We would select three principal components, because the mean squared error compared to the number of components is the lowest there. Of course, taking seven principal components is still lower, since then we practically account for all variable. Also, three components already explain approximately 78% of the variation in the data.
```{r}
set.seed(10)
pcr_model=pcr(Cscore~.,data=prostate,scale=TRUE,
validation="CV")
summary(pcr_model)
explvar(pcr_model)
plot(pcr_model, plottype = "scores", comps = 1:3)
plot(pcr_model, "loadings", comps = 1:3, legendpos = "topleft",labels = 1:3)
abline(h = 0)
pcr_model=pcr(Cscore~.,data=prostate,subset=train,scale=TRUE,
validation="CV")
validationplot(pcr_model,val.type="MSEP")
pcr_pred=predict(pcr_model,x[test,],ncomp=3)
pcr.mean = mean((pcr_pred-y.test)^2)
pcr_model=pcr(y~x,scale=TRUE,ncomp=3)
summary(pcr_model)
pcr.mean
OLS.mean
```
## How appropriate is PCR for this dataset?
When we look at the analysis we did, we can certainly say that there is some benefit to use PCR for this dataset, since we can explain a lot of the variance with only three principal components.
While the model explains most of the variance in the predictor variables, it does not predict very much variance of the response variable. So it seems that the principal components do not explain the relationship with the response very well. This means that the assumption on which PCR is based is not fulfilled.

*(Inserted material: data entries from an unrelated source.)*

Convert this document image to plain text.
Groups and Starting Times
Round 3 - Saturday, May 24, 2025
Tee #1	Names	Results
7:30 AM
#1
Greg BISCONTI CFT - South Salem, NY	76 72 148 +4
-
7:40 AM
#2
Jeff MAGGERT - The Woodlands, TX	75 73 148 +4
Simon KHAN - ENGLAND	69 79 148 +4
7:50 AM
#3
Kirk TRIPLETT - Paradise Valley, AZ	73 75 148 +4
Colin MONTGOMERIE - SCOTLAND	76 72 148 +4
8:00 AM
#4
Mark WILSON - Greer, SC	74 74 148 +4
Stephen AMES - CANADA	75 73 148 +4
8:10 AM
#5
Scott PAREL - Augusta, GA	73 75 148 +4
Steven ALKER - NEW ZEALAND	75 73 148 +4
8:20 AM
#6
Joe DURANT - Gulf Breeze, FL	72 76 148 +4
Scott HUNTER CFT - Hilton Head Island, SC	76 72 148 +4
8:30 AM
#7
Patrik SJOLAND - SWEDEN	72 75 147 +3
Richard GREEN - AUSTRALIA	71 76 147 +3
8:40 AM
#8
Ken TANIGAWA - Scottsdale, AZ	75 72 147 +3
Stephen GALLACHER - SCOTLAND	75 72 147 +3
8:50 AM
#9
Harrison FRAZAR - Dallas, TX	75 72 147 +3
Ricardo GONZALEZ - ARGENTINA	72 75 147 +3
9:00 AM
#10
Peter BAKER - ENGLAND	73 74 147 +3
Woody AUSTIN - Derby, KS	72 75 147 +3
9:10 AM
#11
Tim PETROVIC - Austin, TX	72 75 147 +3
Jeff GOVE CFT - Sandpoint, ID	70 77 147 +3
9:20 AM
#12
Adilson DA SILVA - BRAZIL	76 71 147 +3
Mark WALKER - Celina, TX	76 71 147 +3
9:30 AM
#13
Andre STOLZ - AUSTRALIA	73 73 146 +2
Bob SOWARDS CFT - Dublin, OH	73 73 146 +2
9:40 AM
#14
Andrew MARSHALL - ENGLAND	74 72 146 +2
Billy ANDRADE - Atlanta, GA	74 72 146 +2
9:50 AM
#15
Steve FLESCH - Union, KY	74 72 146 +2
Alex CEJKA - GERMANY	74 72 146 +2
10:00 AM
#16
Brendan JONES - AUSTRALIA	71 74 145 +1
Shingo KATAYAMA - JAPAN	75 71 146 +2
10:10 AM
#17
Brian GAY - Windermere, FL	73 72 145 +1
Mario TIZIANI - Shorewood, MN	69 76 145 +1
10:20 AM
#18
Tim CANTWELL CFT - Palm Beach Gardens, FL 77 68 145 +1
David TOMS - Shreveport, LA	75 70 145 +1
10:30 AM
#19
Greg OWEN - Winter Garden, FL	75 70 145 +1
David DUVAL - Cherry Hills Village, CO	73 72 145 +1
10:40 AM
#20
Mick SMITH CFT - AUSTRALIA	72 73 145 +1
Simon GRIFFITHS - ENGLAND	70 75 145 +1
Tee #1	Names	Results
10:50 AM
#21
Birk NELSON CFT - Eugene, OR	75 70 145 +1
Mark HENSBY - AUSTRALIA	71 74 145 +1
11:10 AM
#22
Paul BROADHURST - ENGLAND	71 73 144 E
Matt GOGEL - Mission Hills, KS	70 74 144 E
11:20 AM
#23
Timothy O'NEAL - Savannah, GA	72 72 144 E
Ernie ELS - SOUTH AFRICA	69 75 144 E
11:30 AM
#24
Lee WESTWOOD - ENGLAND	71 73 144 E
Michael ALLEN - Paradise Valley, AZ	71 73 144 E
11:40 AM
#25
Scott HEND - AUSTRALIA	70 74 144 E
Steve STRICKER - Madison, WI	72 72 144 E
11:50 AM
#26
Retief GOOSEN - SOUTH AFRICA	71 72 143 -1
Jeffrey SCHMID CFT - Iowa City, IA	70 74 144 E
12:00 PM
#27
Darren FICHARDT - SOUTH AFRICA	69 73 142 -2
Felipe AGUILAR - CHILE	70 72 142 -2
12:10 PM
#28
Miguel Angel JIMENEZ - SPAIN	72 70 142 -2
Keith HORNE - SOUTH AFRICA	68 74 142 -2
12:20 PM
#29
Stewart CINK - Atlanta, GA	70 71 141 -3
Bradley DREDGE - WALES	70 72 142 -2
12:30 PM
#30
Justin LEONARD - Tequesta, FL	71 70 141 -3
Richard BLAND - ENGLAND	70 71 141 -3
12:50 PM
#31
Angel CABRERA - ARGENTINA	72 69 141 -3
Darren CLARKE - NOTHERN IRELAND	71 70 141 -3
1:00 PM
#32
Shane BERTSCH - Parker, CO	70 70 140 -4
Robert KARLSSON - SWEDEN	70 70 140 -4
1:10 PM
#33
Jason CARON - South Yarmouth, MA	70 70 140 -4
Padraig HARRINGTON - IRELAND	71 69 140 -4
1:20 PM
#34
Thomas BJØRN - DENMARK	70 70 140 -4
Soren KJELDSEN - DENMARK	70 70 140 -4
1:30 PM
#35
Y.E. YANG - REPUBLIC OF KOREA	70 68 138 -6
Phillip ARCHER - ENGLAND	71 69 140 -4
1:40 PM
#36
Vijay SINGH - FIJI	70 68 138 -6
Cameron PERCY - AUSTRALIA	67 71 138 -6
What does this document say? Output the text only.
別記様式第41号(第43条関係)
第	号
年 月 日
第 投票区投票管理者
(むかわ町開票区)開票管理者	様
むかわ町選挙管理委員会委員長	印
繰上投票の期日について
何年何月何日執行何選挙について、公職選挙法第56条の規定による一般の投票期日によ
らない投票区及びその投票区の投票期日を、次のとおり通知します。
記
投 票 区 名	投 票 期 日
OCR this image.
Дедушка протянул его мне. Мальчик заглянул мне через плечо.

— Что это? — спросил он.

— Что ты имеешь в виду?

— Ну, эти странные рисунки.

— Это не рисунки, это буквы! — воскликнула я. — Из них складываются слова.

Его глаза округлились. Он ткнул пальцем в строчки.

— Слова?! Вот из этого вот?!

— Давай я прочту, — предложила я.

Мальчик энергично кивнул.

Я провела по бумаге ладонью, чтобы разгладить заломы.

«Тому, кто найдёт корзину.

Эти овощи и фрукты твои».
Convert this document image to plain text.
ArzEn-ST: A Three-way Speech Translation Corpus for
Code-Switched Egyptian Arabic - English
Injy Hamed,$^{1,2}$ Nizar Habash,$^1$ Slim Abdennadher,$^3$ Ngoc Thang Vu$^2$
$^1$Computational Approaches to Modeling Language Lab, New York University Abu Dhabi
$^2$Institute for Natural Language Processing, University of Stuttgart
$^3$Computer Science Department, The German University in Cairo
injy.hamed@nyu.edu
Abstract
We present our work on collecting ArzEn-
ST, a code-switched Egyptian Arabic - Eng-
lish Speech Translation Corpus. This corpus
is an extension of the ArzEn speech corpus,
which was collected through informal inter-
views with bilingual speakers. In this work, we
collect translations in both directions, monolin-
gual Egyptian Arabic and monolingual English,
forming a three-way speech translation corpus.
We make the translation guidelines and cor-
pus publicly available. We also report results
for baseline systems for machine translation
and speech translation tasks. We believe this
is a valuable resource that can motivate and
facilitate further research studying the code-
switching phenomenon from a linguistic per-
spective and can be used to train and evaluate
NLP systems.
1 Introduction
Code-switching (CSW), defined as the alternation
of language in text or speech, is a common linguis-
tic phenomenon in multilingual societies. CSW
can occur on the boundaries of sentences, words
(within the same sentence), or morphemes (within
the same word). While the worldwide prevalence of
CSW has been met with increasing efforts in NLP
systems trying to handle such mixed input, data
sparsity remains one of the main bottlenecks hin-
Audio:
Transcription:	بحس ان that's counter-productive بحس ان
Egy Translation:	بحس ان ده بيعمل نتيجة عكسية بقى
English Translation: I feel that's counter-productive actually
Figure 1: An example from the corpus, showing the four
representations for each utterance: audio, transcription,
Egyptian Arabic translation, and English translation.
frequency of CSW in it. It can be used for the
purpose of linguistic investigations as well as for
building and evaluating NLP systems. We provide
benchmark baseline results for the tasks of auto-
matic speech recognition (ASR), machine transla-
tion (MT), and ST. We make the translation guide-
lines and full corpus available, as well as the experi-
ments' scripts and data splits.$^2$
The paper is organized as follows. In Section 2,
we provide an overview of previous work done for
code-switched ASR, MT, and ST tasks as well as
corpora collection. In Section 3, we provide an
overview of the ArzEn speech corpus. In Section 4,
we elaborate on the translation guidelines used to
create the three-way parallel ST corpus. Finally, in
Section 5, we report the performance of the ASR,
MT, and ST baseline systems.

When we use cross-validation for our 3-PC model, we can see that the test error of the PCR model is higher than the mean squared error of a normal linear regression model (see test errors above).
Based on these remarks, we conclude that PCR is not optimal for this dataset.
# Model Comparison
## How well do they perform in general?
In general, the models perform well.
## Do they yield similar models?
Yes, for the most part the same variables are included. However, the coefficients differ from model to model. PCR is the only outlier, since there is no variable selection going on.
## Which variables are the most important in the prediction of the progression of prostate cancer, according to each model?
The forward stepwise, Lasso and Ridge model all seem to indicate svi and lpsa are important variables. Lasso and Ridge also indicate lcp has some significant influence.
For PCR, it is a bit harder to say which variable is the most important, since every principal component has loadings of all the variables. We looked at the highest loading values of the first principal component to determine which variables are important according to PCR. In our case, those variables are approximately the 1st, 5th, 6th and 7th, which correspond to lcavol, svi, lcp and lpsa respectively (see variable loading graph in the PCR component).
## Which model do you think is the most appropriate for this dataset?
We selected the best model based on the test error. For this to be valid we needed to remake the forward stepwise model with only the training data first.
```{r echo=FALSE}
forward_training = forward_stepwise(prostate[train,])
forward_pred = predict(forward_training, newdata = prostate[test,], type = "response")
forward.mean = mean((forward_pred-y.test)^2)
OLS.mean
forward.mean
lasso.mean
ridge.mean
pcr.mean
```
The values shown are the test errors for a normal OLS model, forward stepwise prediction, lasso, ridge and PCR respectively. As we can see, only the lasso and ridge test error are under the OLS test error, and lasso is still slightly lower than ridge. This leads us to conclude that our lasso model is the most appropriate model for this dataset.